Film maker Gary Hustwit recently released his third documentary featuring the world of design. It opened in New York on October 28th. Titled Urbanized, the film jumps around from New York, Rio De Janeiro, Mumbai, Beijing to New Orleans, Santiago, Brighton and Bogota. The film asks some of the world’s foremost planners, architects and policy makers what they are presently doing and what needs to be done to help cities survive in the 21st century.
Hustwit has a reputation from previous documentaries of using lush photography, inspired editing and a moving soundtrack to distillate the range of concepts into a clear focus for the viewer. Urbanized’s intention is to make city planning pivotal and monumental to our survival as a people. Our humanity is affect by the social dramas that play out in these planned environments.
Hustwit brings an honesty to his work that reflect his mantra that you learn best by doing, especially from your mistakes. He is living proof of his mantra, having been kicked out of college twice. Instead of doing his work, during the mid-’80s he was road tripping to see rock bands that represented the DIY punk ethos of that time. “It wasn’t about the music,” Hustwit asserts “It was about independence and learning the process yourself.”

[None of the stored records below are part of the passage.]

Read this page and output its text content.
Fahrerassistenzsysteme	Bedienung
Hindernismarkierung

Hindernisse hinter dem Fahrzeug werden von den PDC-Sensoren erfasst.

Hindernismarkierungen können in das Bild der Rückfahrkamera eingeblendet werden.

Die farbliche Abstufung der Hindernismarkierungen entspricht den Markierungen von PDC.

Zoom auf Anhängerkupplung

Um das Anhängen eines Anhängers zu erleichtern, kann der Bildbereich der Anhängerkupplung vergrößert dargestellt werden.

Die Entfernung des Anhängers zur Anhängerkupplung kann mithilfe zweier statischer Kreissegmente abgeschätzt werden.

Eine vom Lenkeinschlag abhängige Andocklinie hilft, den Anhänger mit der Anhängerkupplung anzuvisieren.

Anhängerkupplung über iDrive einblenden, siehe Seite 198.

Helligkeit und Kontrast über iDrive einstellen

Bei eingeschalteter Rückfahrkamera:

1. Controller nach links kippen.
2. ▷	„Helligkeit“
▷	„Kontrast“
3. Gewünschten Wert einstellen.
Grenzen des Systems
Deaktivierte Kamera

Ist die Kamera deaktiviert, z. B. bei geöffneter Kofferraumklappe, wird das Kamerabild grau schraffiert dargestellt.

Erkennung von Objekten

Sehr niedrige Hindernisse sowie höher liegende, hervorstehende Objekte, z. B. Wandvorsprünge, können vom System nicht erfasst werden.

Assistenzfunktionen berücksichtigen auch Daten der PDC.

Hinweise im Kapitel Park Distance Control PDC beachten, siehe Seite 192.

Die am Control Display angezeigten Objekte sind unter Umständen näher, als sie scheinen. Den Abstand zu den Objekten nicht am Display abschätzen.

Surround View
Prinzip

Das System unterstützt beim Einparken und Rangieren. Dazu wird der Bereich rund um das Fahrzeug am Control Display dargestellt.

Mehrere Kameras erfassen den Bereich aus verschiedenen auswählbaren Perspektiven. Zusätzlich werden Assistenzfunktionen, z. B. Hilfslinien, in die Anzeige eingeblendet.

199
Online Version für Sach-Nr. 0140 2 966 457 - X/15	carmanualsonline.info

Hustwit’s independence led him to self-publishing books and albums before he found graphic design and finally making movies. He focused his first design-featured documentary on fonts in Helvitica. His second documentary, Objectified, featured consumer products. Urbanized take a bold leap forward, confronting an urgent issue for all our global society. How to retrofit urban centers to support a population explosion as sociopolitical pressures develop and global resources become more limited. It is a daunting subject for the globe-trotting film maker, but Hustwit uses an increasingly capable director’s grip to touch upon the gambit of issues we face in urban centers around the planet.

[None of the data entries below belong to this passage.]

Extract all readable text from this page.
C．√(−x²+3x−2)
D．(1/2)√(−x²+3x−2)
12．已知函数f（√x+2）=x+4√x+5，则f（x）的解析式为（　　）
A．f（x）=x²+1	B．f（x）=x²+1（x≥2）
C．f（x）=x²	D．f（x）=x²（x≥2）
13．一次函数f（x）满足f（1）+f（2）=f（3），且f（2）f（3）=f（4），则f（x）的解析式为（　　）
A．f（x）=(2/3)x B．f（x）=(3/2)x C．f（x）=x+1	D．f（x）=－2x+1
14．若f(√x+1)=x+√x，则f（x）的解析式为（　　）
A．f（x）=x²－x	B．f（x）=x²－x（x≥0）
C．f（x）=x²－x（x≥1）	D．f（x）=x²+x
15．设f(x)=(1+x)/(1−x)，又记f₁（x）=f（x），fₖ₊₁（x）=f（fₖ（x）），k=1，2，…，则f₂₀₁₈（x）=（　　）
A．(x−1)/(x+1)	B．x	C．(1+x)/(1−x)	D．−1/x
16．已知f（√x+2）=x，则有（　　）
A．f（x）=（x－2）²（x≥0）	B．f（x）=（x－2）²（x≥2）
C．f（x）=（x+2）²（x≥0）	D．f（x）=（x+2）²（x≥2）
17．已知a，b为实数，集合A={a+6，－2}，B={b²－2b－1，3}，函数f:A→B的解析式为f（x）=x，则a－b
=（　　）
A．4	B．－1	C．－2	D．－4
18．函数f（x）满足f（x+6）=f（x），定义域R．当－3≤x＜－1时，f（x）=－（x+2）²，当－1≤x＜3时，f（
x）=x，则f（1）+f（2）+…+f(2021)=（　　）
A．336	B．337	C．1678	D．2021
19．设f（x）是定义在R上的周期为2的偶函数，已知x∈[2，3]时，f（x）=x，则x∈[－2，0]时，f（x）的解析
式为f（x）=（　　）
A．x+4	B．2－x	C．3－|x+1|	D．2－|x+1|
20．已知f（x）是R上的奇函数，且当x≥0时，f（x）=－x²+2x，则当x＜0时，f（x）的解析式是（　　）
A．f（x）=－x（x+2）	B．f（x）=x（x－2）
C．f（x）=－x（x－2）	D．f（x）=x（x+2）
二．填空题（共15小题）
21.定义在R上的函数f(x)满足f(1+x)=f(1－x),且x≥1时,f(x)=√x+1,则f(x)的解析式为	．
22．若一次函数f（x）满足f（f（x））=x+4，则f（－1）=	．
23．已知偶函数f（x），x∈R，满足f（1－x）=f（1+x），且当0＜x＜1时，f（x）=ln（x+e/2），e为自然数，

Reflective Urbanized Interview Quotes
“There are new tools for people who are trying to redesign cities in smarter, more sustainable ways—geo-mapping, stress-testing buildings, and modeling growth, traffic flows, pedestrian patterns, and environmental conditions.”
“I’m drawn to cities; I love the energy in cities and every city has a different energy. But there’s no one city that I’m attracted to. We’re so mobile now that it’s not even necessary to choose one city. I live in New York, which I love and hate at the same time.”

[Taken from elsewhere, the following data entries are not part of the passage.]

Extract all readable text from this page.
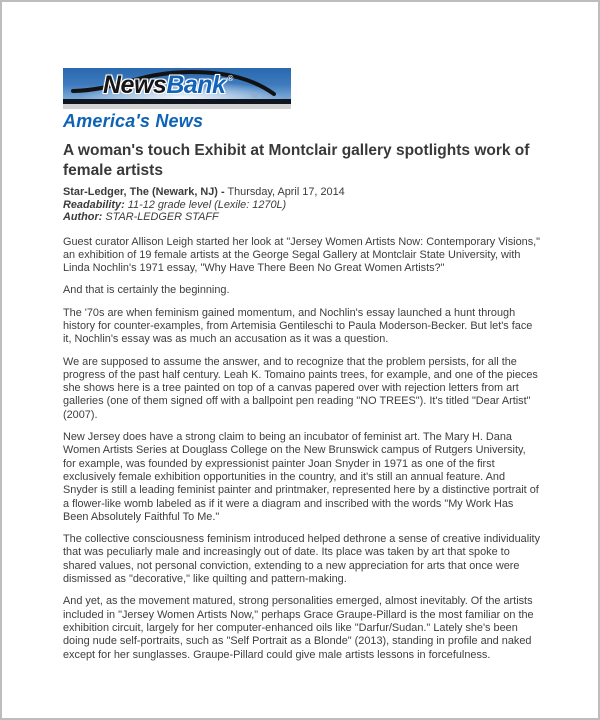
NewsBank ®
TM
America's News
A woman's touch Exhibit at Montclair gallery spotlights work of female artists
Star-Ledger, The (Newark, NJ) - Thursday, April 17, 2014
Readability: 11-12 grade level (Lexile: 1270L)
Author: STAR-LEDGER STAFF

Guest curator Allison Leigh started her look at "Jersey Women Artists Now: Contemporary Visions," an exhibition of 19 female artists at the George Segal Gallery at Montclair State University, with Linda Nochlin's 1971 essay, "Why Have There Been No Great Women Artists?"

And that is certainly the beginning.

The '70s are when feminism gained momentum, and Nochlin's essay launched a hunt through history for counter-examples, from Artemisia Gentileschi to Paula Moderson-Becker. But let's face it, Nochlin's essay was as much an accusation as it was a question.

We are supposed to assume the answer, and to recognize that the problem persists, for all the progress of the past half century. Leah K. Tomaino paints trees, for example, and one of the pieces she shows here is a tree painted on top of a canvas papered over with rejection letters from art galleries (one of them signed off with a ballpoint pen reading "NO TREES"). It's titled "Dear Artist" (2007).

New Jersey does have a strong claim to being an incubator of feminist art. The Mary H. Dana Women Artists Series at Douglass College on the New Brunswick campus of Rutgers University, for example, was founded by expressionist painter Joan Snyder in 1971 as one of the first exclusively female exhibition opportunities in the country, and it's still an annual feature. And Snyder is still a leading feminist painter and printmaker, represented here by a distinctive portrait of a flower-like womb labeled as if it were a diagram and inscribed with the words "My Work Has Been Absolutely Faithful To Me."

The collective consciousness feminism introduced helped dethrone a sense of creative individuality that was peculiarly male and increasingly out of date. Its place was taken by art that spoke to shared values, not personal conviction, extending to a new appreciation for arts that once were dismissed as "decorative," like quilting and pattern-making.

And yet, as the movement matured, strong personalities emerged, almost inevitably. Of the artists included in "Jersey Women Artists Now," perhaps Grace Graupe-Pillard is the most familiar on the exhibition circuit, largely for her computer-enhanced oils like "Darfur/Sudan." Lately she's been doing nude self-portraits, such as "Self Portrait as a Blonde" (2013), standing in profile and naked except for her sunglasses. Graupe-Pillard could give male artists lessons in forcefulness.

“City governments have to make a real effort to involve citizens in every step of the process, especially the beginning stages. So much is driven by private developers that the public only gets involved if there’s opposition.”
“You also see DIY movements in cities like Detroit. People don’t want their neighborhoods to go down the tubes just because the government won’t take action. But at a certain point government has to step in. People can’t bring water to a city by themselves, but they can influence politicians to help them. So citizens are changing the conversation about concepts of livability.”
Hustwit concludes by commenting on his Urbanized documentary, “I realized from the start that it would fail. There’s just no way to encapsulate everything that’s going on in urban design. All of the options of the different directions can drive you crazy. I knew that all we could do was try to fail as little as possible by narrowing down the focus enough to cover the issues that we wanted to talk about, with the knowledge that we were going to fail at being comprehensive.”